Peoples are Made of People
Finno-Ugrians and Samoyeds in old ethnographic photographs
The exhibition in open from 27th of February till 17th of October 2021.
The 19th century saw the whole of Europe (including Russia) gradually entering the era of nations. Earlier populations had primarily been classified according to their country, religion and social estate. The vast majority of people were peasants, but neither rulers nor scholars were particularly interested in their languages or culture. The educated men of the 19th century, however, began to divide the population into different peoples based on the peasantry’s linguistic and cultural peculiarities. Folk culture became a prominent object of interest and study, and thus ethnography - the science of people and peoples, was born. Statistics started to note people’s ethnicity. Ethnographic maps were compiled in which a country’s population was divided into areas of different colour on the basis of ethnicity. Larger ethnic groups that had educated strata of their own evolved into nations. Ethnography assumed a political dimension and the nationalities question arose.

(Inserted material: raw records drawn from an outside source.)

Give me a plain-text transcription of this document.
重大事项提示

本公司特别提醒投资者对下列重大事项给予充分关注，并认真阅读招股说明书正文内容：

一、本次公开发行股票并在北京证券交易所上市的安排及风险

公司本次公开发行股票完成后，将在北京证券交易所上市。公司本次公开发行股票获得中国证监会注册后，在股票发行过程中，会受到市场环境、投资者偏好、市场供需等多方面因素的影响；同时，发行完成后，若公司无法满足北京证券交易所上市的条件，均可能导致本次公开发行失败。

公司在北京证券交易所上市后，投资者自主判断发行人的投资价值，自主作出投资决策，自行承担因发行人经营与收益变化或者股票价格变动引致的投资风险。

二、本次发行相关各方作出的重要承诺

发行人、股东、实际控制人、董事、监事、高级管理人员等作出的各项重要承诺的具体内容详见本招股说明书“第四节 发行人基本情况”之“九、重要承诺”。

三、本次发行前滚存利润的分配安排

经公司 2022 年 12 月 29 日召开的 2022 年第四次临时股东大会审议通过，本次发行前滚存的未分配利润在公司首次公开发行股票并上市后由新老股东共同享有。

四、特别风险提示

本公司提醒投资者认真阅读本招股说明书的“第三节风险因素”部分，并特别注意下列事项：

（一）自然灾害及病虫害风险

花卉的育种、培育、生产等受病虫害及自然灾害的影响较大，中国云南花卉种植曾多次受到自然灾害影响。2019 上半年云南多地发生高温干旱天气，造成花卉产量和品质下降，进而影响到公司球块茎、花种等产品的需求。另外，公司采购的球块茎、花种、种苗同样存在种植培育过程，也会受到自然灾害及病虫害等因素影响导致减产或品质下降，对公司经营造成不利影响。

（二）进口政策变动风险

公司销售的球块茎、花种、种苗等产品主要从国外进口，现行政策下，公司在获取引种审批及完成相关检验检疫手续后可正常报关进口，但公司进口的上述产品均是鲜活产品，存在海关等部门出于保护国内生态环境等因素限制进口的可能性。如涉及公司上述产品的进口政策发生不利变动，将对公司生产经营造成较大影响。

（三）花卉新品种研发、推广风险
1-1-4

In the wake of World War I, several empires collapsed and a number of new nation states emerged. In the Soviet Union, most indigenous peoples gained autonomous territory of their own.

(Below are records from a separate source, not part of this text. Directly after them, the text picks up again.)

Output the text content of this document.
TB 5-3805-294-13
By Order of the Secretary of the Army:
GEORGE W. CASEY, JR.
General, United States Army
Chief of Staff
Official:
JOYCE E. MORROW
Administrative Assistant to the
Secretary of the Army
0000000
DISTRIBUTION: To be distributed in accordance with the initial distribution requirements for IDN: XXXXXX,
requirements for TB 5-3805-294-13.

The photographs from the second half of the 19th century and the first decades of the 20th century are like single pixels in the giant and continually changing picture sketched above. The photo series selected are intended to serve as small excursions into the history of ethnography, as well as that of the peoples in the photos. The choice is, of course, somewhat random and subjective. I have made an attempt to include all present-day Finno-Ugrian and Samoyed peoples, but this proved difficult. In those early years of photography, not all peoples were photographed to the same extent. Of Nganasans, for example, I was only able to supply photos from a more recent period. Until the 1930s, such a people as ‘Nganasans’ were not even known, and they fell under the indeterminate designation of ‘Samoyeds’.

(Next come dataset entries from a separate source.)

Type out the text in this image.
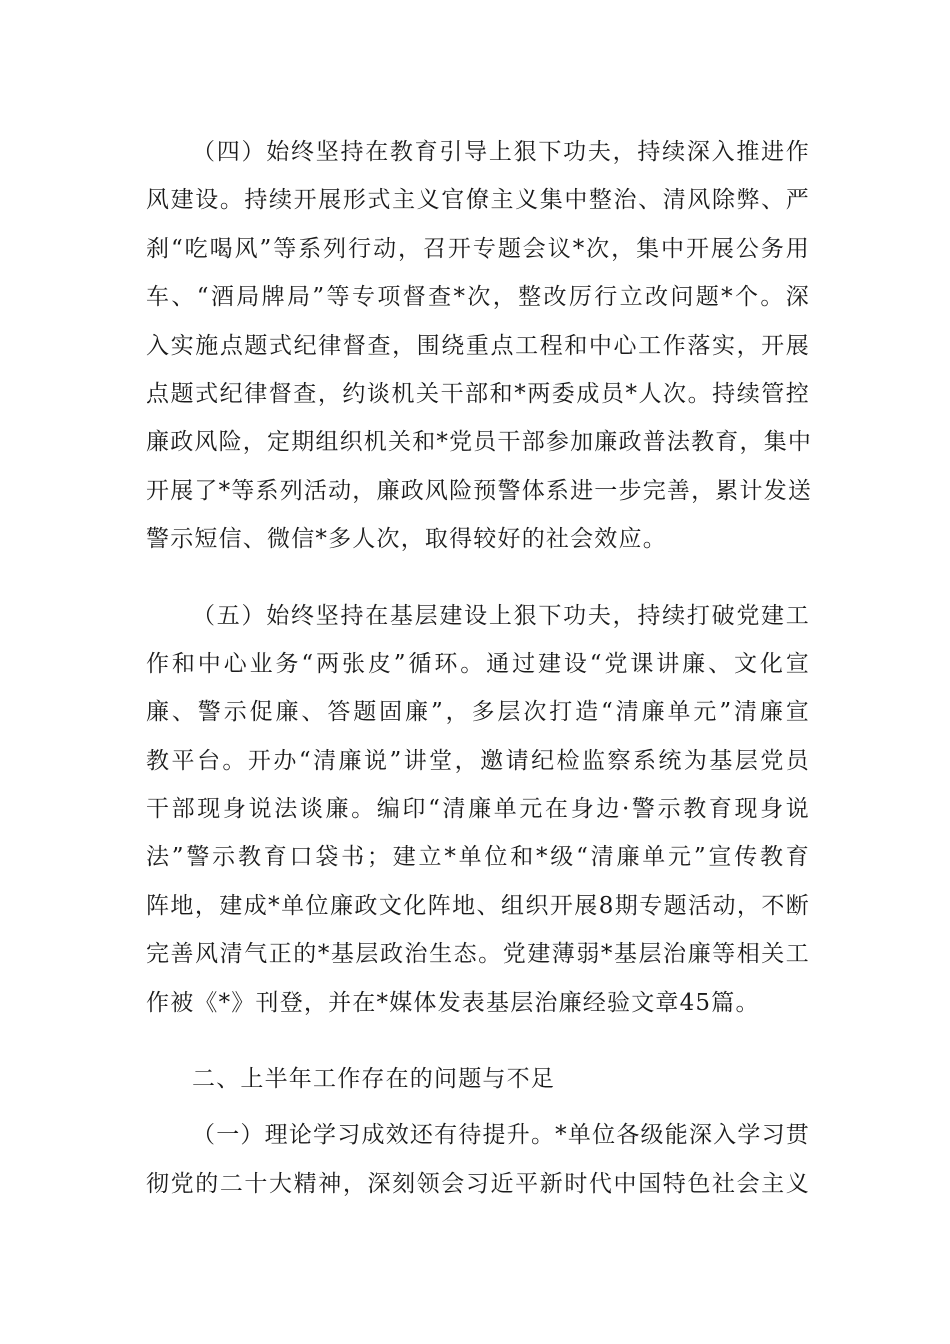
（四）始终坚持在教育引导上狠下功夫，持续深入推进作
风建设。持续开展形式主义官僚主义集中整治、清风除弊、严
刹“吃喝风”等系列行动，召开专题会议*次，集中开展公务用
车、“酒局牌局”等专项督查*次，整改厉行立改问题*个。深
入实施点题式纪律督查，围绕重点工程和中心工作落实，开展
点题式纪律督查，约谈机关干部和*两委成员*人次。持续管控
廉政风险，定期组织机关和*党员干部参加廉政普法教育，集中
开展了*等系列活动，廉政风险预警体系进一步完善，累计发送
警示短信、微信*多人次，取得较好的社会效应。
（五）始终坚持在基层建设上狠下功夫，持续打破党建工
作和中心业务“两张皮”循环。通过建设“党课讲廉、文化宣
廉、警示促廉、答题固廉”，多层次打造“清廉单元”清廉宣
教平台。开办“清廉说”讲堂，邀请纪检监察系统为基层党员
干部现身说法谈廉。编印“清廉单元在身边·警示教育现身说
法”警示教育口袋书；建立*单位和*级“清廉单元”宣传教育
阵地，建成*单位廉政文化阵地、组织开展8期专题活动，不断
完善风清气正的*基层政治生态。党建薄弱*基层治廉等相关工
作被《*》刊登，并在*媒体发表基层治廉经验文章45篇。
二、上半年工作存在的问题与不足
（一）理论学习成效还有待提升。*单位各级能深入学习贯
彻党的二十大精神，深刻领会习近平新时代中国特色社会主义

Most of the photos derive from the collection of the Russian Museum of Ethnography (Российский этнографический музей, REM). The rest I found in the Estonian National Museum (Eesti Rahva Muuseum, ERM), the Ethnographic Museum in Budapest (Néprajzi Múzeum) and the National Museum of Finland (Kansallismuseo). These museums are products of the era of nations and played a dynamic role in shaping its features.
These are ethnographic photographs. Various peoples (including Russians) were the main object of study for Russian ethnographers of the tsarist period, something that remained unchanged during the Soviet era. Estonian, Finnish and Hungarian ethnographers, on the other hand, predominantly studied their own people, as well as their kindred peoples (linguistic relatives). Peoples consist of individual humans, of course, although the ethnographers of those times were primarily interested in human beings as more or less typical representatives of their peoples rather than entities of interest in their own right. Photographers, as a rule, were not concerned with people as individuals, but rather focused on their racial characteristics, folk costumes, traditional activities and so on. Therefore, the names of the people looking back at us from the old photos were not always recorded and they remain anonymous. It is my hope that portrait photographs presented in large scale will help to restore some of their individuality.